Advances in AI-enabled language translation hold special promise for the developing world
The Association for Computing Machinery presents the ACM A.M. Turing Award annually. Often referred to as the “Nobel Prize of Computing,” the A.M. Turing Award is accompanied by a USD1 million prize funded by Google.
This past year, Geoffrey Hinton, Yoshua Bengio and Yann LeCun received the award for their contributions to machine learning using deep neural networks.
Deep learning is one of the most transformative technologies of artificial intelligence (AI) research, and has resulted in major breakthroughs in areas including computer vision, speech recognition, language processing, and robotics.
One of the most interesting advances made possible through deep learning technologies is machine translation, or the ability of computers to translate between languages. Using a new process called neural machine translation, AI language algorithms have resulted in far more precise language translations than were previously thought possible. Unlike earlier approaches to AI translation (such as statistical machine translation, which translated sentence fragments), neural machine translation translates entire sentences.
These very recent advances in machine translation and speech recognition, combined with the proliferation of smartphones around the world, means that people can bridge language gaps simply by carrying their phones with them and using one of the many new language translation apps that are available.
The potential of these new capabilities is far greater than helping a tourist find their way to a museum or restaurant during a holiday.
In the developing world, language barriers can significantly impede education, healthcare, and economic development—and even contribute to inter-communal violence. The challenge of overcoming language barriers comes into fuller view when you realize that there are some 2,000 languages spoken in Africa alone.
Great strides have already been made in deploying these new AI technologies in Africa.
For example, in a 2006 study, researcher Michael Levin found that in a large pediatric hospital in Cape Town, South Africa, only 6% of medical interviews with the parents of patients were conducted in their first language. In the study, parents cited language and cultural barriers as the major impediments to their effective participation in the healthcare rendered to their children.
Another study focusing on South Africa underscored how accessing online education could enhance people’s lives—if only language wasn’t a barrier. Authors Jade Abbott and Laura Martinus pointed out that, while the Internet comprises 53.5 % of English content, the remaining 10 official languages of South Africa comprise just 0.1% of online content. And, in the most urgent example, the nonprofit organization Translators without Borders notes that “basic phrases can save lives in a humanitarian emergency, yet often communication fails because humanitarian aid workers and the people affected do not speak the same language.”
A new goal for the AI community is finding ways to develop neural machine translation for these low-resource languages.
Great strides have already been made in deploying these new AI technologies in Africa. Google Neural Machine Translation, which offers translation between English and 103 languages around the world, now supports translation for 13 African languages, including Igbo, Swahili, and Zulu—three of the most popular on the continent.

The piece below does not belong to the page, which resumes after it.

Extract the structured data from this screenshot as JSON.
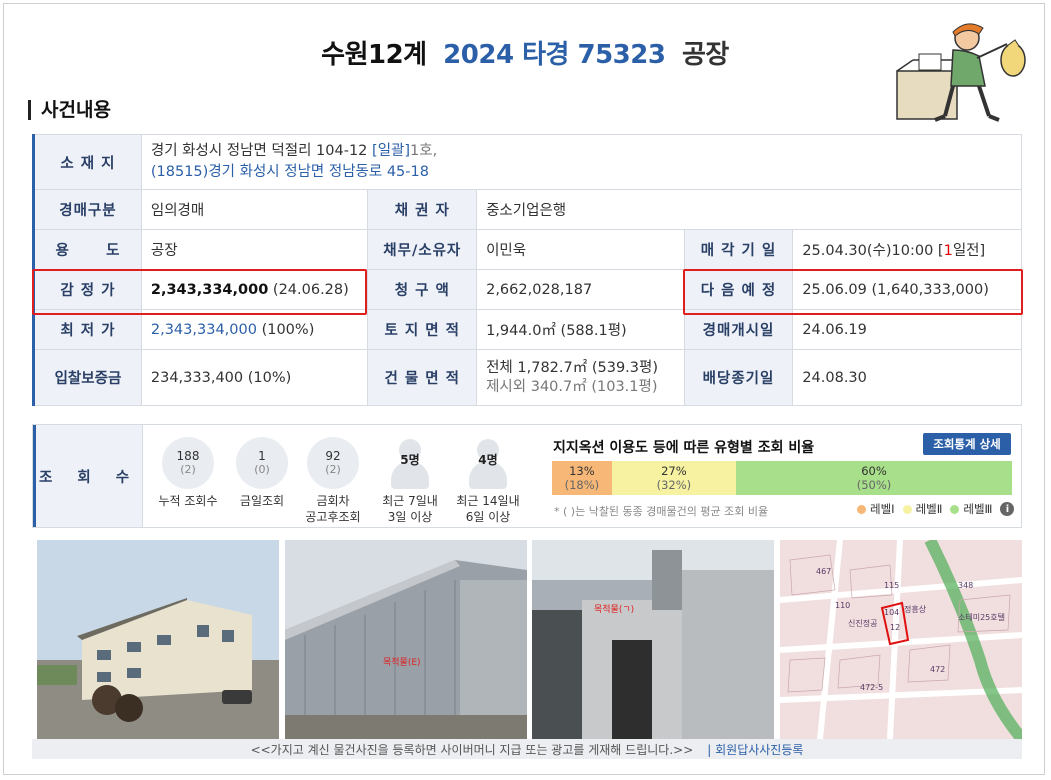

It is hard to quantify the benefits these new translation capabilities have already fostered.
At the same time, significant challenges remain. For current neural machine translation approaches to work well, the machine translation program must first have access to a considerable volume of text in each of the languages (or the language pair) from which the translation will take place. This may not be a problem when translating between English and Chinese, where countless volumes have already been translated, but it is a problem translating, for example, English and Sepedi, one of the other official languages of South Africa.
Languages that do not have considerable volumes of text available for translation are often referred to as “low-resource” languages. These languages can be “low-resource” for a variety of reasons including that the language is primarily oral in nature rather than written; there is a lack of standardized spelling; or because there are too many variations across different dialects.
So a new goal for the AI community is finding ways to develop neural machine translation for these low-resource languages. Promising approaches are being explored, and the academic community and leading tech companies are actively involved in the effort. For example, just last month, Facebook announced research grants for computer scientists who can develop robust translation algorithms for low-resource languages.
Because of the leapfrog advances that we have seen in this area of AI in just the last 15 years, the worldwide computing community is excited to see what innovations are on the horizon and how these technologies might continue to improve the human condition.